January 18, 2013 at 11:19 am (Uncategorized)

So I’m listening to Pandora the other day and an ad comes on telling me that I need to learn how to speak to women, and that for some sort of low cost I can take classes or get a video or something that will teach me this “important skill.” I put the words important skill in quotation marks because I think talking to people is an important skill, and I find it a little bit ridiculous that you need to find a way to talk to women. I mean, just talk to them. Talk to everybody–and realize that half of talking is listening. I think the problem with a certain subset of men is that they feel pressure to be impressive or charming, and they see a woman and create this fiction in their minds that if they were somehow different, they could be with her. The fact of the matter is, though, that you only will find happiness with someone if you be yourself. People will either like you or not, but at least that way if you find a date or a girlfriend or a fling or whatever you’ll know that the attraction is authentic. I myself have no desire to put forth the effort to create a separate persona to attract other people–I am trying to be authentically me, and that’s more than enough work.

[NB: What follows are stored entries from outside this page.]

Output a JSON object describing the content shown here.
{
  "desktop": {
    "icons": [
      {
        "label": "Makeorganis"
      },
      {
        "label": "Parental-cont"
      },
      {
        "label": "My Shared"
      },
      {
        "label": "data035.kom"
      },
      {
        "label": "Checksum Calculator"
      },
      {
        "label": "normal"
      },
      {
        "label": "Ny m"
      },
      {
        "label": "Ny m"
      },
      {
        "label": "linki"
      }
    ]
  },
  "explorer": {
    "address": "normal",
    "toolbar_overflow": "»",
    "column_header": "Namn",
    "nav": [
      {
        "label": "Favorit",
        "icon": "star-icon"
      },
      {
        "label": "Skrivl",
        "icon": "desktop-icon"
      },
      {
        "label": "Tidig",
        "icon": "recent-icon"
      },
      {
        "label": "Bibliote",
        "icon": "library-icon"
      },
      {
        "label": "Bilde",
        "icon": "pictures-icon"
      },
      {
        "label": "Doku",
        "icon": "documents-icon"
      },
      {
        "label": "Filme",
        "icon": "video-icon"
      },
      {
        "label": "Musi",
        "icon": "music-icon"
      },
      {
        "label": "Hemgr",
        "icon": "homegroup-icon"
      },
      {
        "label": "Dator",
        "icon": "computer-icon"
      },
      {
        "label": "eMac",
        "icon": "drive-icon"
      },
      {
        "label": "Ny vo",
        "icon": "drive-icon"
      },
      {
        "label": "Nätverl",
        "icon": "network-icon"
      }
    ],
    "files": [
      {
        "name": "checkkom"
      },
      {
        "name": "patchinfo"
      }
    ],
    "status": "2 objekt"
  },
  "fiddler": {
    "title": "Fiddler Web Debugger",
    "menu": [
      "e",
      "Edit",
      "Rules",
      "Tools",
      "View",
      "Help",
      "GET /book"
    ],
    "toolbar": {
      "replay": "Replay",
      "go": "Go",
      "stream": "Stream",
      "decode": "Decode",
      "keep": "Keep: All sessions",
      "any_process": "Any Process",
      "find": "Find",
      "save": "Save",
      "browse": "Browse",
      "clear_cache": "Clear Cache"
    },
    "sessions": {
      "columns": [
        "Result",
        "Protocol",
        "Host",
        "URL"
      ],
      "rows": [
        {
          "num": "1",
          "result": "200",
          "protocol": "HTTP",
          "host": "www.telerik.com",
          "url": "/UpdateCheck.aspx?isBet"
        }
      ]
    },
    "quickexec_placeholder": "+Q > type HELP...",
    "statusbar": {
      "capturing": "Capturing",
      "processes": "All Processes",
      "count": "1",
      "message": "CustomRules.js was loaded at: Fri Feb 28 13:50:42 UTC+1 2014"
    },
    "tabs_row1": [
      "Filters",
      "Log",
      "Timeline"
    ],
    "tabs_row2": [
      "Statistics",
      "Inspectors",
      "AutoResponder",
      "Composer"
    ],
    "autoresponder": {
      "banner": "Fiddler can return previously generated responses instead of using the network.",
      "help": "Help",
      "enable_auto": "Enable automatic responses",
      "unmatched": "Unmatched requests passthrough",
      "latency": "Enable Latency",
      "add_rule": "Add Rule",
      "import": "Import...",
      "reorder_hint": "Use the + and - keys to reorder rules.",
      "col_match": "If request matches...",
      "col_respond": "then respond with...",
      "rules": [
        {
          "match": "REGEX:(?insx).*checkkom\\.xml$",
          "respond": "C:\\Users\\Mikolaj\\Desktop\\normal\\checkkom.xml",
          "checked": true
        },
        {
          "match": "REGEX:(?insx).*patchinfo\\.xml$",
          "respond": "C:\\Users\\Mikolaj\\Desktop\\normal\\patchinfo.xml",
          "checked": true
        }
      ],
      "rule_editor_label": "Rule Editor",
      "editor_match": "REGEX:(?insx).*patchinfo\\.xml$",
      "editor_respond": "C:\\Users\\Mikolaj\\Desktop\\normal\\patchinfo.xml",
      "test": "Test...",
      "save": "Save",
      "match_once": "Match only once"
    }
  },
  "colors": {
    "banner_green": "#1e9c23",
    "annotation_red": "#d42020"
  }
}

Maybe I’m getting away from the original point (and maybe I just feel a little insulted being typecast as someone who cannot talk to women just because I happen to be listening to my indie singer-songwriter radio). Some people have difficulty finding the self confidence to put themselves out there, it is true. I don’t know if I have any magic advice other than to put yourself out there if you like someone. The worst that can happen is that you get rejected, and then you’re not any worse off than you were before. I would also advise just having friends of both genders–it’s easy to talk to your friends, and for those who are a little phobic of talking to the other gender being used to doing it in a consequence-free environment might be helpful. I am admittedly a people person, but I love my male friends and female friends because they allow me to be fully me. This is a bit of a stereotype, but IN GENERAL my female friends are easier to talk with about emotions, things that are troubling me, musical theatre, etc. With my guy friends it’s easier to bro out, watch sports, and occasionally let myself be a 22 year old male and do stupid things (within reason, mostly).

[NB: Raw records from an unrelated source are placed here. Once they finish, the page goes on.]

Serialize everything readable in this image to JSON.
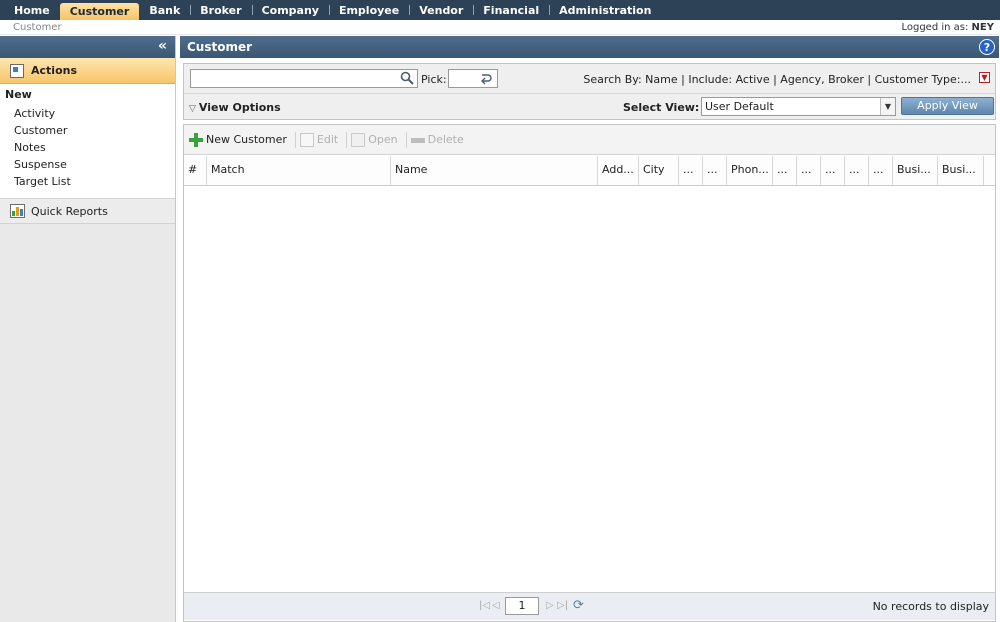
{
  "topnav": {
    "items": [
      {
        "label": "Home"
      },
      {
        "label": "Customer"
      },
      {
        "label": "Bank"
      },
      {
        "label": "Broker"
      },
      {
        "label": "Company"
      },
      {
        "label": "Employee"
      },
      {
        "label": "Vendor"
      },
      {
        "label": "Financial"
      },
      {
        "label": "Administration"
      }
    ],
    "active": "Customer"
  },
  "breadcrumb": "Customer",
  "login": {
    "prefix": "Logged in as:",
    "user": "NEY"
  },
  "sidebar": {
    "collapse_glyph": "«",
    "actions_title": "Actions",
    "new_label": "New",
    "items": [
      {
        "label": "Activity"
      },
      {
        "label": "Customer"
      },
      {
        "label": "Notes"
      },
      {
        "label": "Suspense"
      },
      {
        "label": "Target List"
      }
    ],
    "quick_reports": "Quick Reports"
  },
  "main": {
    "title": "Customer",
    "help_glyph": "?",
    "search": {
      "value": "",
      "pick_label": "Pick:",
      "search_by": "Search By: Name | Include: Active | Agency, Broker | Customer Type:..."
    },
    "view_options": "View Options",
    "select_view_label": "Select View:",
    "select_view_value": "User Default",
    "apply_view": "Apply View",
    "toolbar": {
      "new_customer": "New Customer",
      "edit": "Edit",
      "open": "Open",
      "delete": "Delete"
    },
    "columns": [
      "#",
      "Match",
      "Name",
      "Add...",
      "City",
      "...",
      "...",
      "Phon...",
      "...",
      "...",
      "...",
      "...",
      "...",
      "Busi...",
      "Busi..."
    ],
    "pager": {
      "page": "1",
      "status": "No records to display"
    }
  },
  "colors": {
    "nav_bg": "#2e4257",
    "accent_orange": "#f5c467",
    "header_blue": "#3a5773"
  }
}
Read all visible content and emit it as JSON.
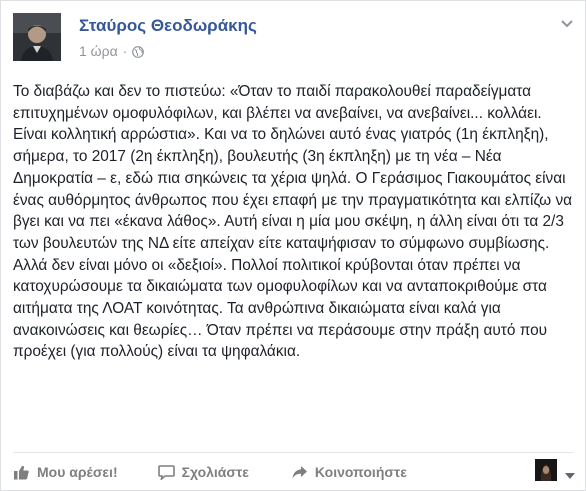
{
  "post": {
    "author_name": "Σταύρος Θεοδωράκης",
    "timestamp": "1 ώρα",
    "separator": "·",
    "privacy_icon": "globe-icon",
    "options_icon": "chevron-down-icon",
    "text": "Το διαβάζω και δεν το πιστεύω: «Όταν το παιδί παρακολουθεί παραδείγματα επιτυχημένων ομοφυλόφιλων, και βλέπει να ανεβαίνει, να ανεβαίνει... κολλάει. Είναι κολλητική αρρώστια». Και να το δηλώνει αυτό ένας γιατρός (1η έκπληξη), σήμερα, το 2017 (2η έκπληξη), βουλευτής (3η έκπληξη) με τη νέα – Νέα Δημοκρατία – ε, εδώ πια σηκώνεις τα χέρια ψηλά. Ο Γεράσιμος Γιακουμάτος είναι ένας αυθόρμητος άνθρωπος που έχει επαφή με την πραγματικότητα και ελπίζω να βγει και να πει «έκανα λάθος». Αυτή είναι η μία μου σκέψη, η άλλη είναι ότι τα 2/3 των βουλευτών της ΝΔ είτε απείχαν είτε καταψήφισαν το σύμφωνο συμβίωσης. Αλλά δεν είναι μόνο οι «δεξιοί». Πολλοί πολιτικοί κρύβονται όταν πρέπει να κατοχυρώσουμε τα δικαιώματα των ομοφυλοφίλων και να ανταποκριθούμε στα αιτήματα της ΛΟΑΤ κοινότητας. Τα ανθρώπινα δικαιώματα είναι καλά για ανακοινώσεις και θεωρίες… Όταν πρέπει να περάσουμε στην πράξη αυτό που προέχει (για πολλούς) είναι τα ψηφαλάκια."
  },
  "actions": {
    "like_label": "Μου αρέσει!",
    "comment_label": "Σχολιάστε",
    "share_label": "Κοινοποιήστε"
  },
  "colors": {
    "author_link": "#365899",
    "meta_text": "#90949c",
    "body_text": "#1d2129",
    "action_text": "#7f7f7f"
  }
}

I can (and do) sometimes bro out with my female friends and talk about feelings with my guy friends. The rhythms of our interactions for the most part tend to fall into what is already culturally prescribed, however. I don’t think that is a bad thing–I think that’s just how it is. I don’t have an expectation that everyone needs to be like that, but I have a firm belief that being open to differences means also not being afraid to know that you fall into cultural patterns at times. It’s a matter of the examined life. Just be aware of what you’re doing, and try to do as little harm as possible.

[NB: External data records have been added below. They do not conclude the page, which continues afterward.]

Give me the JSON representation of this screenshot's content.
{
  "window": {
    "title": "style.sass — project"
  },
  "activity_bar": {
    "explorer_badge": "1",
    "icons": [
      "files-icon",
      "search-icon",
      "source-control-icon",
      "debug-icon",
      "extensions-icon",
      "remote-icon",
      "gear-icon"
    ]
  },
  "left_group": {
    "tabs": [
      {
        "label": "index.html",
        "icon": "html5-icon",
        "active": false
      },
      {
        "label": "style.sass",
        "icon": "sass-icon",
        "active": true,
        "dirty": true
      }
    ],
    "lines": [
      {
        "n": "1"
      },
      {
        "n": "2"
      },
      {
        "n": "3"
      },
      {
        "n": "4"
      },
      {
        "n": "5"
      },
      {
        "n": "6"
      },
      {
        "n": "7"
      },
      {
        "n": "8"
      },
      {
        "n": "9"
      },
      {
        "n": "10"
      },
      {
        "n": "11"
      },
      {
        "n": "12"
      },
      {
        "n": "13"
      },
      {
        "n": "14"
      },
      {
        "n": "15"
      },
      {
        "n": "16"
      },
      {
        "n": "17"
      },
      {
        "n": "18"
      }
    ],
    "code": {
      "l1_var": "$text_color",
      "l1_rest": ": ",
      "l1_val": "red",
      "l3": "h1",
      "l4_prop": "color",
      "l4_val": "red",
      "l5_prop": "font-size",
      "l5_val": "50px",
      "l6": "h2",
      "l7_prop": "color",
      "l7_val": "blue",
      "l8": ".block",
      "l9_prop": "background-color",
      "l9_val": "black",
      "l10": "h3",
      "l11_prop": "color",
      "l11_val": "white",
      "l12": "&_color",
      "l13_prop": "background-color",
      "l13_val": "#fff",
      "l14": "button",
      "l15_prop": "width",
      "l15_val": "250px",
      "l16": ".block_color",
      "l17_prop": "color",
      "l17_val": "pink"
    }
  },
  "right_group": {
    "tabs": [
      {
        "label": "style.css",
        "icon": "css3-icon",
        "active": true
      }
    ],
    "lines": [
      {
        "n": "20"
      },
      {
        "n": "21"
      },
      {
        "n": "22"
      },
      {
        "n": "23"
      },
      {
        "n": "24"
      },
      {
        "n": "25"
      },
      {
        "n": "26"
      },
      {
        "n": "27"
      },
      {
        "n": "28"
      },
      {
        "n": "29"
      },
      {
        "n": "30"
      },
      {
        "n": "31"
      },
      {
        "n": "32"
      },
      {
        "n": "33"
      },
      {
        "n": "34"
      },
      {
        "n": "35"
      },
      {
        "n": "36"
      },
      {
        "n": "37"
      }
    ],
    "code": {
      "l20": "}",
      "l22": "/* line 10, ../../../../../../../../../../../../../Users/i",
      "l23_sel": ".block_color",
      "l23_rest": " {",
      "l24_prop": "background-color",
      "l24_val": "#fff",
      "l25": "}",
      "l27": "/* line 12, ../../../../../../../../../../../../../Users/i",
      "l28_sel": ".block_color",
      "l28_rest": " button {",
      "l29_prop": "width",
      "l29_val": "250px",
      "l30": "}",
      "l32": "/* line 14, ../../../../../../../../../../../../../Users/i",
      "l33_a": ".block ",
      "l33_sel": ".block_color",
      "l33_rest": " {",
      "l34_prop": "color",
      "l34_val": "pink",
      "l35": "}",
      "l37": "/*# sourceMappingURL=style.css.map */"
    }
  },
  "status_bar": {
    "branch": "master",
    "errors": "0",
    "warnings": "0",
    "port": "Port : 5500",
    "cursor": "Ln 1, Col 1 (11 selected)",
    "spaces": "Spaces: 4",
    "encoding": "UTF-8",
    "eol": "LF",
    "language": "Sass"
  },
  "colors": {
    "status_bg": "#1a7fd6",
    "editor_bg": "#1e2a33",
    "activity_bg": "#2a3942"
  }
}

Being a straight white male confers plenty of societal advantages, but it also blinds you in a lot of ways when you try to see those advantages–because they don’t always show up in your day to day life. That’s why you have to make sure that you think things through when you say something you believe to be a harmless joke, or when you are thinking about societal protections for minorities. It’s easy to be critical of affirmative action when you’re working hard and trying to pull your weight, but as a white male you by definition cannot understand what it’s like to be discriminated against. You’re also trying to climb the stairs, but there is no weight tied to you as you go up them. If you’ve never had the weight, you can only conceptualize it–you can’t ever truly know. I don’t say this to excuse the stupid things white men say (nor to say that white men have a monopoly on stupid) but to instead say that we should all adopt a Rawlsian veil of ignorance when we think about these things.

 

“Many of our most serious conflicts are conflicts within ourselves. Those who suppose their judgements are always consistent are unreflective or dogmatic.”
―John Rawls

 

“The perspective of eternity is not a perspective from a certain place beyond the world, nor the point of view of a transcendent being; rather it is a certain form of thought and feeling that rational persons can adopt within the world. And having done so, they can, whatever their generation, bring together into one scheme all individual perspectives and arrive together at regulative principles that can be affirmed by everyone as he lives by them, each from his own standpoint. Purity of heart, if one could attain it, would be to see clearly and to act with grace and self-command from this point of view.”